McCain and the future of conservatives

As conservatives ponder what to do with McCain, the Wall Street Journal's Daniel Henninger puts forth a persuasive plea not to sit this one out. Henninger points out that four years in the wilderness under and Obama or Clinton Presidency is likely to make conservatives even madder at each other.

In the world of reactionary and negative blogs, YouTube and 24/7 cable news, we will be left sniping amongst ourselves as liberals use institutions -- the White House, House and Senate -- to galvanize their ideology. Henninger believes conservatives would be better off with McCain in the White House because we would have an institution from which policy and ideology could flow. His argument is that, contrary to our fears, McCain will govern conservatively.

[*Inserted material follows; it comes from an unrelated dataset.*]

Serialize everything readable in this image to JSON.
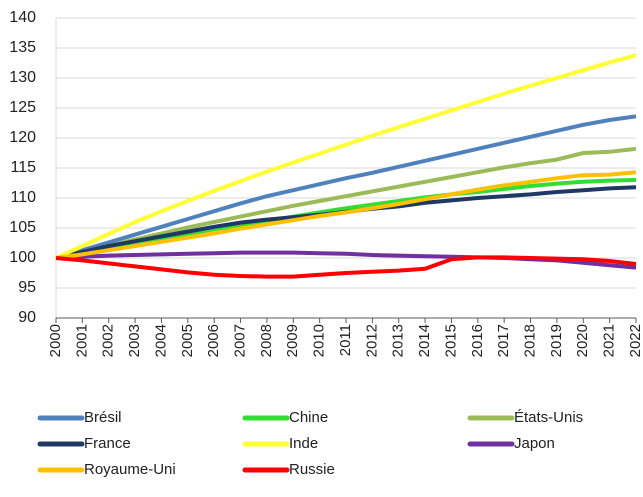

Most of the distrust of the McCain candidacy is rooted in personal ill will. He's a hard case, and activists are often brittle. The fear is that one of the strongest impulses in a McCain presidency will be payback, and that he might sell out conservatives on taxes and the judiciary. That is possible, though by now it would require an act of deep duplicity by Mr. McCain. Here again, the conservatives should show more self-confidence.

The big lesson of the failed Harriet Miers nomination is that a real establishment on judicial nominations exists now in Washington. Throwing another David Souter over the transom and onto the Court is nearly impossible. A participant in this process who has discussed it with Sen. McCain tells me that he says his advisers on major judicial nominations will include Ted Olson, Sam Brownback and Jon Kyl. Miguel Estrada, a victim of the Gang of 14 senators on the judicial filibuster, has endorsed Mr. McCain.

But one thing Henninger does not mention is the way in which our movement organically grew in the past when we were out of power. During the 70's DC was crawling with liberals, and conservatism quietly strengthened. And it was Newt Gingrich who used the minority perch in the House to craft a cohesive conservative ideological game plan that resulted in the 1994 Revolution.

Why could conservatives in the House and Senate not to the same under a new liberal White House?